Way back in 2008, a few people noted with derision that University of Michigan’s ”Wolverine Scholars” Program. The initiative allowed the Michigan undergraduates with a very high GPA to get into Michigan Law without actually having to take the LSAT.

Everyone could see that the program was just a very obvious attempt to game the U.S. News rankings. It was so obvious that the, now disgraced, former Dean of Admissions for Illinois Law, Paul Pless, who had a similar program at his school, had this to say about all of it:

”I started a new program for U of I undergrads to apply in their junior year and we don’t require the LSAT. We have additional essays and an interview instead. That was, I can trap about 20 of them with high GPA’s that count and no LSAT score to count against my median. It is quite ingenious.”

Pless was actually talking about Illinois’s iLeap program, which was substantially similar to the Wolverine Scholars program over at Michigan.

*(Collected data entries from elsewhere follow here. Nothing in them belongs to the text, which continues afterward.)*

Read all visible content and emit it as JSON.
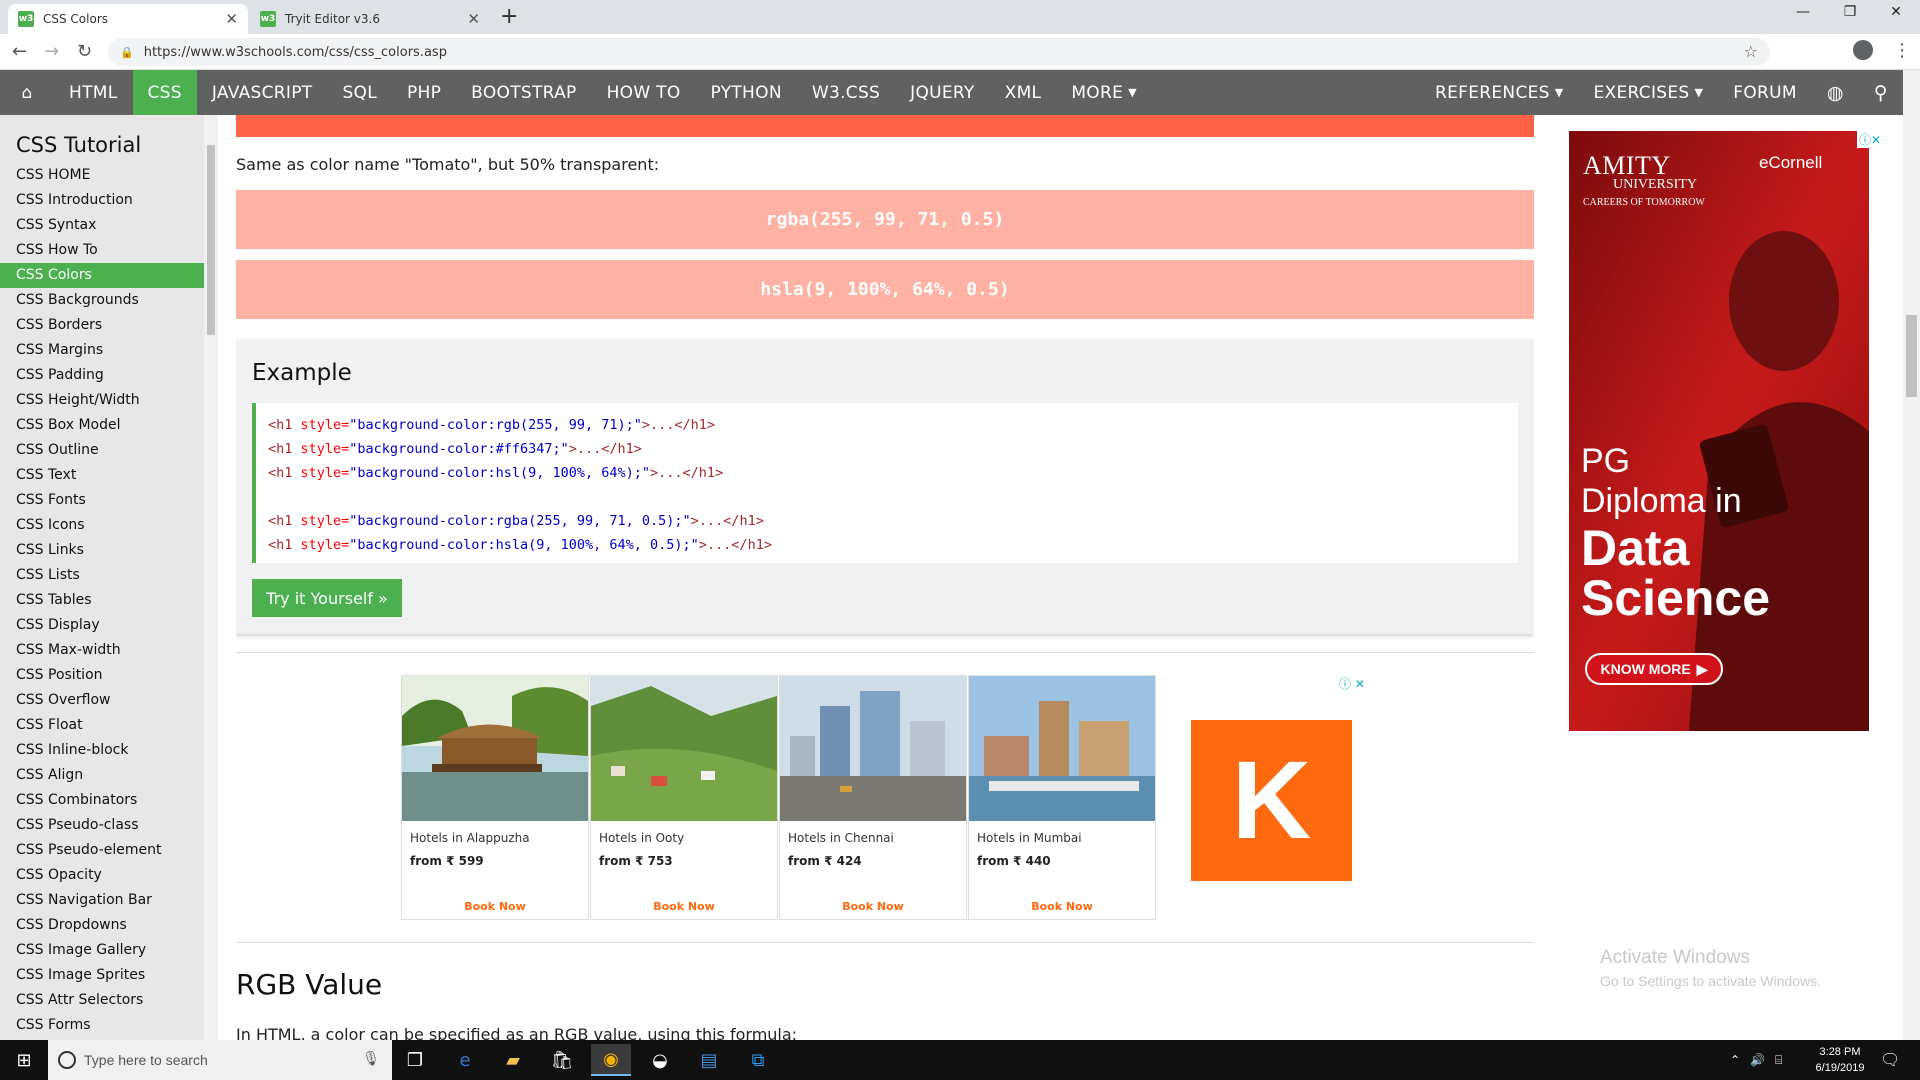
{
  "browser": {
    "tabs": [
      {
        "title": "CSS Colors",
        "favicon": "w3"
      },
      {
        "title": "Tryit Editor v3.6",
        "favicon": "w3"
      }
    ],
    "url": "https://www.w3schools.com/css/css_colors.asp"
  },
  "topnav": {
    "items": [
      "HTML",
      "CSS",
      "JAVASCRIPT",
      "SQL",
      "PHP",
      "BOOTSTRAP",
      "HOW TO",
      "PYTHON",
      "W3.CSS",
      "JQUERY",
      "XML",
      "MORE"
    ],
    "active": "CSS",
    "right_items": [
      "REFERENCES",
      "EXERCISES",
      "FORUM"
    ]
  },
  "sidebar": {
    "title": "CSS Tutorial",
    "items": [
      "CSS HOME",
      "CSS Introduction",
      "CSS Syntax",
      "CSS How To",
      "CSS Colors",
      "CSS Backgrounds",
      "CSS Borders",
      "CSS Margins",
      "CSS Padding",
      "CSS Height/Width",
      "CSS Box Model",
      "CSS Outline",
      "CSS Text",
      "CSS Fonts",
      "CSS Icons",
      "CSS Links",
      "CSS Lists",
      "CSS Tables",
      "CSS Display",
      "CSS Max-width",
      "CSS Position",
      "CSS Overflow",
      "CSS Float",
      "CSS Inline-block",
      "CSS Align",
      "CSS Combinators",
      "CSS Pseudo-class",
      "CSS Pseudo-element",
      "CSS Opacity",
      "CSS Navigation Bar",
      "CSS Dropdowns",
      "CSS Image Gallery",
      "CSS Image Sprites",
      "CSS Attr Selectors",
      "CSS Forms"
    ],
    "active": "CSS Colors"
  },
  "main": {
    "note": "Same as color name \"Tomato\", but 50% transparent:",
    "band_rgba": "rgba(255, 99, 71, 0.5)",
    "band_hsla": "hsla(9, 100%, 64%, 0.5)",
    "example_title": "Example",
    "code_lines": [
      {
        "tag_open": "<h1",
        "attr": " style=",
        "val": "\"background-color:rgb(255, 99, 71);\"",
        "rest": ">...</h1>"
      },
      {
        "tag_open": "<h1",
        "attr": " style=",
        "val": "\"background-color:#ff6347;\"",
        "rest": ">...</h1>"
      },
      {
        "tag_open": "<h1",
        "attr": " style=",
        "val": "\"background-color:hsl(9, 100%, 64%);\"",
        "rest": ">...</h1>"
      },
      {
        "tag_open": "",
        "attr": "",
        "val": "",
        "rest": ""
      },
      {
        "tag_open": "<h1",
        "attr": " style=",
        "val": "\"background-color:rgba(255, 99, 71, 0.5);\"",
        "rest": ">...</h1>"
      },
      {
        "tag_open": "<h1",
        "attr": " style=",
        "val": "\"background-color:hsla(9, 100%, 64%, 0.5);\"",
        "rest": ">...</h1>"
      }
    ],
    "try_button": "Try it Yourself »",
    "rgb_heading": "RGB Value",
    "rgb_intro": "In HTML, a color can be specified as an RGB value, using this formula:"
  },
  "hotel_ad": {
    "cards": [
      {
        "name": "Hotels in Alappuzha",
        "price": "from ₹ 599",
        "cta": "Book Now"
      },
      {
        "name": "Hotels in Ooty",
        "price": "from ₹ 753",
        "cta": "Book Now"
      },
      {
        "name": "Hotels in Chennai",
        "price": "from ₹ 424",
        "cta": "Book Now"
      },
      {
        "name": "Hotels in Mumbai",
        "price": "from ₹ 440",
        "cta": "Book Now"
      }
    ],
    "logo_letter": "K"
  },
  "right_ad": {
    "brand": "AMITY",
    "brand_sub": "UNIVERSITY",
    "tagline": "CAREERS OF TOMORROW",
    "partner": "eCornell",
    "line1": "PG",
    "line2": "Diploma in",
    "line3": "Data",
    "line4": "Science",
    "cta": "KNOW MORE"
  },
  "watermark": {
    "line1": "Activate Windows",
    "line2": "Go to Settings to activate Windows."
  },
  "taskbar": {
    "search_placeholder": "Type here to search",
    "time": "3:28 PM",
    "date": "6/19/2019"
  },
  "colors": {
    "w3_green": "#4caf50",
    "nav_gray": "#616161",
    "tomato": "#ff6347",
    "kayak_orange": "#ff690f"
  }
}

The Pless statement came out earlier this month, as the admissions director was being ushered under the bus by the Illinois Law as the ”lone gunman” for its incredibly embarrassing admissions scandal.

With all of the spotlight on a Big Ten school that had manipulated admissions statistics for years, Michigan cancelled its Wolverine Scholar Program very quietly.

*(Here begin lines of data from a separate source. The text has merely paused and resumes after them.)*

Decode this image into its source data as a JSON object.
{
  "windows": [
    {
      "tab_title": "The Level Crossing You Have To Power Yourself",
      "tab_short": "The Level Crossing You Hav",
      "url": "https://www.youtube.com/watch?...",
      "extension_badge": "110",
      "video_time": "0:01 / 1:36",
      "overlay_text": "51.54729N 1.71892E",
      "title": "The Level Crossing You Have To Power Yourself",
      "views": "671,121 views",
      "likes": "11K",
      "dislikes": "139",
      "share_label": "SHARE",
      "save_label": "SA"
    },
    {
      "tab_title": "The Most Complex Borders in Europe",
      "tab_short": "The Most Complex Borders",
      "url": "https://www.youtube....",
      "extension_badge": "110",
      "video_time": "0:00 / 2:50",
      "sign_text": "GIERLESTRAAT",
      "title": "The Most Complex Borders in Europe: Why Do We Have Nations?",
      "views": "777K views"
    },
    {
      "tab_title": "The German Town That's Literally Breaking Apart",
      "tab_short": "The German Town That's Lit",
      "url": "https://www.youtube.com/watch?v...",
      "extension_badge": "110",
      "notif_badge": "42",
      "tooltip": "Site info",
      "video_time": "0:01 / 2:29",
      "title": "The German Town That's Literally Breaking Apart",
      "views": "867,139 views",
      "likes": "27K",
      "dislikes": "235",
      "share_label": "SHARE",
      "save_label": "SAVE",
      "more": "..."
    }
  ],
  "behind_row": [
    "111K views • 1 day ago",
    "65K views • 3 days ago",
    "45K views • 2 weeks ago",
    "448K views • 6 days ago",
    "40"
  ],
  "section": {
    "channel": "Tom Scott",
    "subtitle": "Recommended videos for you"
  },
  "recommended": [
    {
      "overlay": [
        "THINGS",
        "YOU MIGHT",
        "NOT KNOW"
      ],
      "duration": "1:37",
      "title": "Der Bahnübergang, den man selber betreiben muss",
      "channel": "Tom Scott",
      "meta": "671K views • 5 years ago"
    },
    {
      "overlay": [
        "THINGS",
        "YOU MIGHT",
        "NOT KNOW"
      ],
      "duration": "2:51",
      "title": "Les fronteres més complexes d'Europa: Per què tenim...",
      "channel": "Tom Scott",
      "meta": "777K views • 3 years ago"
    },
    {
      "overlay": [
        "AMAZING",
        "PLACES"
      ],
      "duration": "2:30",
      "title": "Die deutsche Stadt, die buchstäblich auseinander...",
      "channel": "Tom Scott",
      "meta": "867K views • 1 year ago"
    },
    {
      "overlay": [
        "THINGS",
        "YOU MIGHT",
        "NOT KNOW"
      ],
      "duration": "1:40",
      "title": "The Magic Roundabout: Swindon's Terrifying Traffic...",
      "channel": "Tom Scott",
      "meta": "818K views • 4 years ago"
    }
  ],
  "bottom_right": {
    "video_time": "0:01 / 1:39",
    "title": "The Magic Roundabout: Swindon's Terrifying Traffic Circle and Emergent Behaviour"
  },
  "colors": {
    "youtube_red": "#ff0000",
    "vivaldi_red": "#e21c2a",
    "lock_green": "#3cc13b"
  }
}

Coincidently, there was much less fanfare over the end of the program that there was about the start of it. Actually, someone obtained FOIA documents that contained various emails from Michigan Law Dean Even Caminker and the Dean of Admissions Sarah Zearfoss.

They talked all about the program, and how ”the blogs” were covering all of it…

Now, first off, let’s establish the fact that the cancellation of the Wolverine Scholar program should have come as a shock to anyone who actually took the time to listen to Zearfoss and believed her claims that the program was not all about keeping the school looking good to U.S. News. She wrote in an article just this past June that everything was going very well:

”Overall, we’ve been very happy with our Wolverine Scholar ”experiment.” I am very optimistic that at the end of our five-year trial run, we will choose to make it a permanent fixture in our admissions toolkit.”

To be clear, Zearfoss wrote this article by herself, long over the furor over the programs had died down a little.

This definitely looks like the Illinois scandal spooked Michigan. The only way anyone knew anything about the program being cancelled was because Zearfoss said so in a Daily Illini article about Paul Pless:

”We believe that there are very talented Michigan undergrads who don’t apply to the Law School out of a mistaken conviction that our high median LSAT (169) would foreclose admissions,” said Sarah Zearfoss, senior assistant dean for admission, financial aid and career planning for the Michigan law school. ”The LSAT though, is the only one of many factors we consider, and we wanted to attract these very talented, high-achieving students.”

Zearfoss said the program was not producing the results the school had originally hoped for and, thus, was discontinued.”